After years of feuding over how to relieve the worsening truck gridlock at local seaports, various entities in the cargo-handling chain are on the verge of agreeing to a test program under which gate hours at certain terminals would be extended. If the test proves successful, the extended hours could be instituted at all terminals.

The West Coast Waterfront Coalition a group comprised of importers, major retail chains and shipping lines this summer will meet with union officials to iron out the details for extended hours at one or two terminals at each of the two seaports.

Coalition members said they would likely propose that the gates remain open for seven hours beyond the current 8 a.m.-to-5 p.m. hours of operation, beginning early next year.

Should traffic congestion ease at the test terminals as well as on the Long Beach (710) and Harbor (110) freeways during the three-month test period, coalition officials said they would immediately push to expand the program.

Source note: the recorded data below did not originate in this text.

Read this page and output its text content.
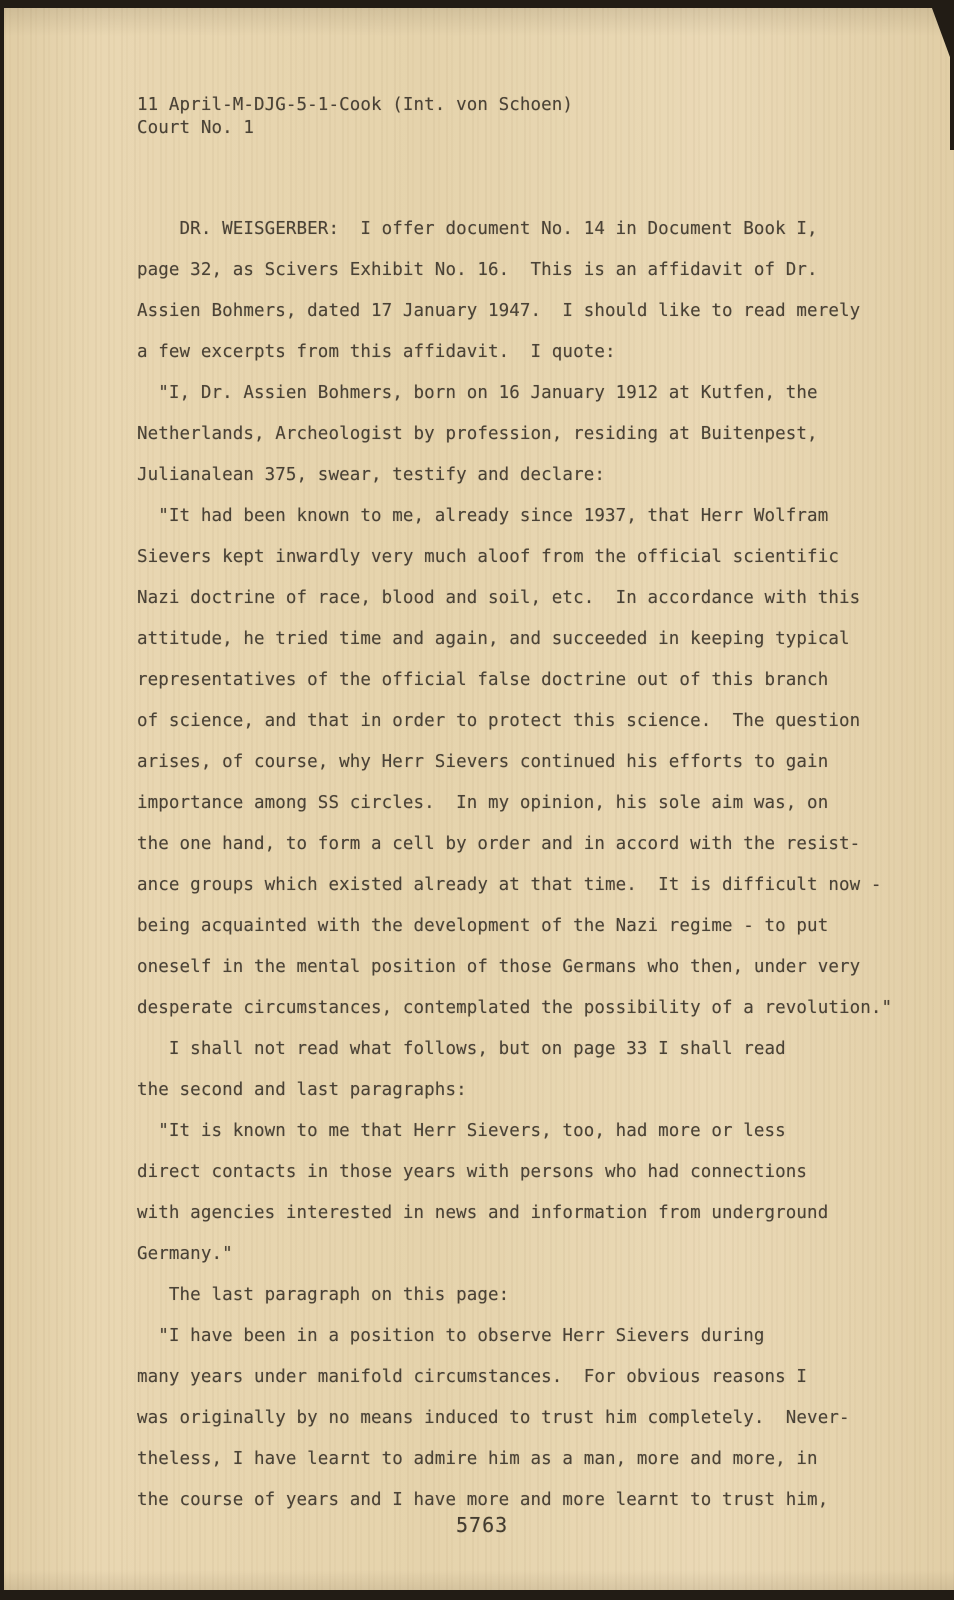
11 April-M-DJG-5-1-Cook (Int. von Schoen)
Court No. 1
DR. WEISGERBER:  I offer document No. 14 in Document Book I,
page 32, as Scivers Exhibit No. 16.  This is an affidavit of Dr.
Assien Bohmers, dated 17 January 1947.  I should like to read merely
a few excerpts from this affidavit.  I quote:
"I, Dr. Assien Bohmers, born on 16 January 1912 at Kutfen, the
Netherlands, Archeologist by profession, residing at Buitenpest,
Julianalean 375, swear, testify and declare:
"It had been known to me, already since 1937, that Herr Wolfram
Sievers kept inwardly very much aloof from the official scientific
Nazi doctrine of race, blood and soil, etc.  In accordance with this
attitude, he tried time and again, and succeeded in keeping typical
representatives of the official false doctrine out of this branch
of science, and that in order to protect this science.  The question
arises, of course, why Herr Sievers continued his efforts to gain
importance among SS circles.  In my opinion, his sole aim was, on
the one hand, to form a cell by order and in accord with the resist-
ance groups which existed already at that time.  It is difficult now -
being acquainted with the development of the Nazi regime - to put
oneself in the mental position of those Germans who then, under very
desperate circumstances, contemplated the possibility of a revolution."
I shall not read what follows, but on page 33 I shall read
the second and last paragraphs:
"It is known to me that Herr Sievers, too, had more or less
direct contacts in those years with persons who had connections
with agencies interested in news and information from underground
Germany."
The last paragraph on this page:
"I have been in a position to observe Herr Sievers during
many years under manifold circumstances.  For obvious reasons I
was originally by no means induced to trust him completely.  Never-
theless, I have learnt to admire him as a man, more and more, in
the course of years and I have more and more learnt to trust him,
5763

"You have so much cargo on the dockyard that when a shipper or truck comes in to pick up his or her shipment to take out, it'll take several hours to move through the port complex," said Alan Atkinson, legislative representative for the coalition, which represents 60 companies. "The idea behind this pilot project is not to develop a system that runs perfectly, but to find out what works and what doesn't work financially and logistically."

The proposal is one of several measures under consideration by trade officials to cut the time it takes to transport the $200 billion in cargo that moves through the two ports annually.

Coalition members also would like to see an appointment system instituted, so truckers would not have to wait in line for their dock assignments. Other congestion-relief measures sought include digital signage on the highways to alert truckers of accidents, and completion of an automated dispatch system.

But critics of the extended-gate-hours proposal doubt that enough efficiencies would be gained to justify the extra operation costs. Dockworkers and truckers would be able to command time-and-a-half and double-time pay from the terminal operators most of which are units of the ocean carriers and from the warehouse and distribution facilities.

"We want parameters on it to make sure it is not a losing proposition," said Dominic Obrigkeit, spokesman for Evergreen America Corp., a ship company. "We want a (lower pay) shift differential instead of time-and-a-half or double time. But labor's going to say, 'That's your problem. If you want these gates open, they're going to be open whether there is cargo or not.' That's not the way it works having the men sitting around doing nothing."